Adelaide Youth Training Centre

The Hon. R.A. SIMMS (14:52): I seek leave to make a brief explanation before addressing a question without notice to the Attorney-General on the report tabled on 11 November in the other place by the Training Centre Visitor and the Office of the Chief Psychiatrist.

Leave granted.

The Hon. R.A. SIMMS: The joint inspection of the mental health and wellbeing of children and young people detained at the Adelaide Youth Training Centre report details the conditions and practices at the Adelaide Youth Training Centre and the impact of these practices on the mental health and wellbeing of children and young people detained in that facility. The report identifies the use of physical and mechanical restraints at the Adelaide Youth Training Centre during 2023-24. To quote from the report:

Use of physical and mechanical restraints in AYTC is inconsistent with child-focused, trauma-informed standards, particularly those set out by [the Office of the Chief Psychiatrist] for mental health settings.

In the Training Centre Visitor's review of records from the Adelaide Youth Training Centre for 1 July 2023 to 30 June 2024, physical force was used on young people on 321 occasions in incidents or 68.7 per cent of the time that young people were involved in incidents, mechanical restraints were used on young people on 84 occasions in incidents or 18 per cent of the time that young people were involved in incidents and prone restraint was used on young people on 114 occasions in incidents or 24.6 per cent of the time that young people were involved in incidents. This is when a child is held facedown on the ground with their arms and legs held down by staff. To quote from the Chief Psychiatrist, Dr John Brayley, the use of prone restraint was among several 'significant areas of concern' at the detention facility. He said:

Internationally, this is recognised as a very risky form of restraint. It can lead to restraint asphyxia and potentially even death, so we do not believe that prone restraints should be used.

My question, therefore, to the Attorney-General is: can the Attorney-General update this place on South Australia's progress towards implementing the national prevention mechanism under the Optional Protocol to the Convention Against Torture and Other Cruel, Inhuman or Degrading Treatment or Punishment to ensure that there is adequate oversight in South Australia's places of detention and when will the government respond to the recommendations made within this report and surely his government can do better than this?

The Hon. K.J. MAHER (Deputy Premier, Minister for Aboriginal Affairs, Attorney-General, Minister for Industrial Relations and Public Sector, Special Minister of State) (14:55): I will say a couple of things. Of course, the Youth Training Centre falls under the responsibility of the Minister for Human Services, the Hon.

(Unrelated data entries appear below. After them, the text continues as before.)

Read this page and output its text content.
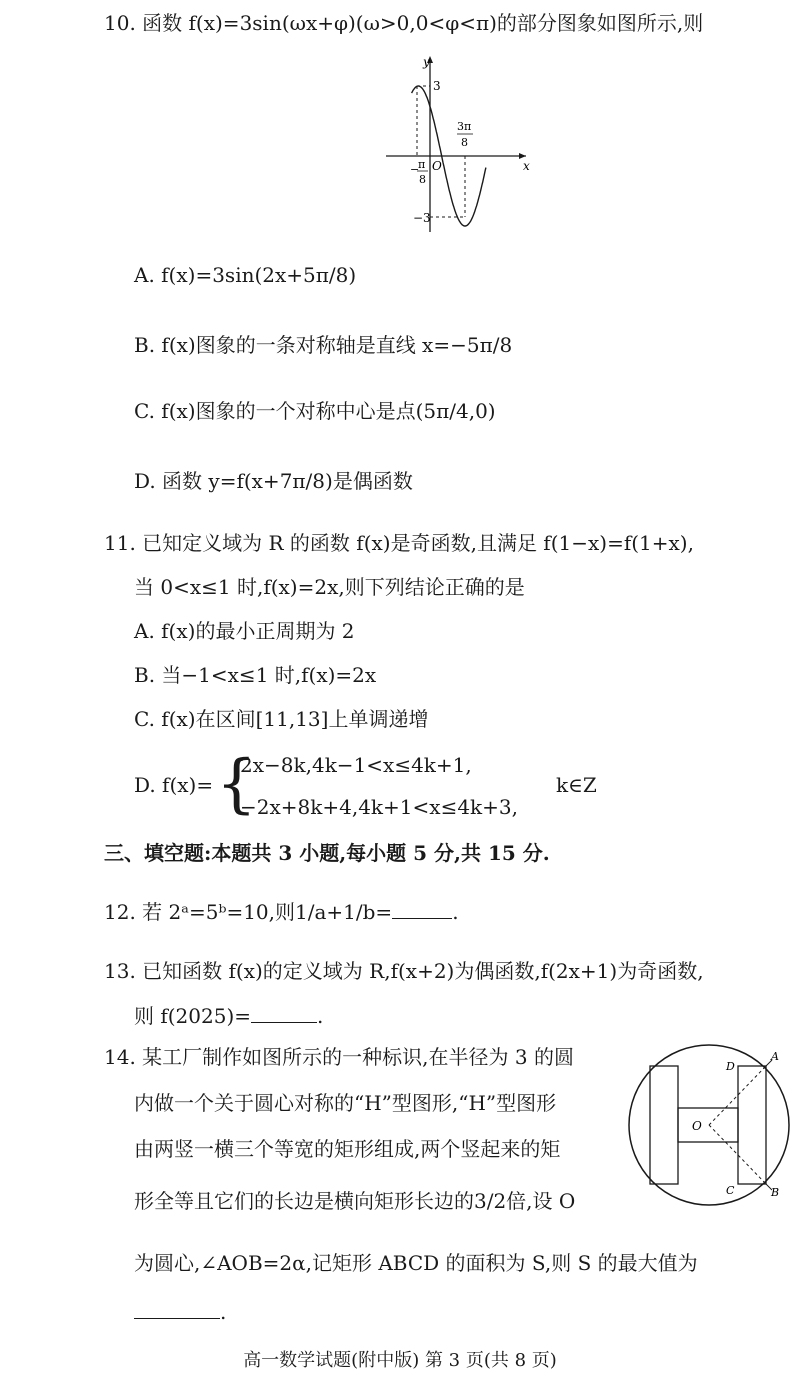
10. 函数 f(x)=3sin(ωx+φ)(ω>0,0<φ<π)的部分图象如图所示,则
y
x
O
3
−3
−
π
8
3π
8
A. f(x)=3sin(2x+5π/8)
B. f(x)图象的一条对称轴是直线 x=−5π/8
C. f(x)图象的一个对称中心是点(5π/4,0)
D. 函数 y=f(x+7π/8)是偶函数
11. 已知定义域为 R 的函数 f(x)是奇函数,且满足 f(1−x)=f(1+x),
当 0<x≤1 时,f(x)=2x,则下列结论正确的是
A. f(x)的最小正周期为 2
B. 当−1<x≤1 时,f(x)=2x
C. f(x)在区间[11,13]上单调递增
D. f(x)= {
2x−8k,4k−1<x≤4k+1,
−2x+8k+4,4k+1<x≤4k+3,
k∈Z
三、填空题:本题共 3 小题,每小题 5 分,共 15 分.
12. 若 2ᵃ=5ᵇ=10,则1/a+1/b=	.
13. 已知函数 f(x)的定义域为 R,f(x+2)为偶函数,f(2x+1)为奇函数,
则 f(2025)=	.
14. 某工厂制作如图所示的一种标识,在半径为 3 的圆
内做一个关于圆心对称的“H”型图形,“H”型图形
由两竖一横三个等宽的矩形组成,两个竖起来的矩
形全等且它们的长边是横向矩形长边的3/2倍,设 O
为圆心,∠AOB=2α,记矩形 ABCD 的面积为 S,则 S 的最大值为
.
O
D
A
C	B
高一数学试题(附中版) 第 3 页(共 8 页)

Nat Cook, but I am sure that she will be looking at the report by the Training Centre Visitor and looking at anything that needs to be implemented or changed or falls out from that. It does show the level of oversight that does occur in South Australia that a report such as this is tabled in our parliament.

In relation to the area that is partly within my portfolios but within other people's portfolios, the implementation of OPCAT in South Australia, I can say that we have no objection to its implementation in South Australia. In fact, I know from regular meetings with attorneys-general around Australia that that certainly has been, and I think still is, the case for most jurisdictions around Australia. There is no fundamental law or in principle objection to its implementation.

What is the case, though, is that I think it is unanimous amongst jurisdictions for a treaty that the federal government has signed up to that states are still awaiting the federal government's contribution to implementing OPCAT. So, as I said, we have no fundamental principled opposition to the implementation of the treaty that the federal government signed up to in OPCAT, but, given it is a decision of the federal government, I think all jurisdictions still need that funding from the federal government to make it happen.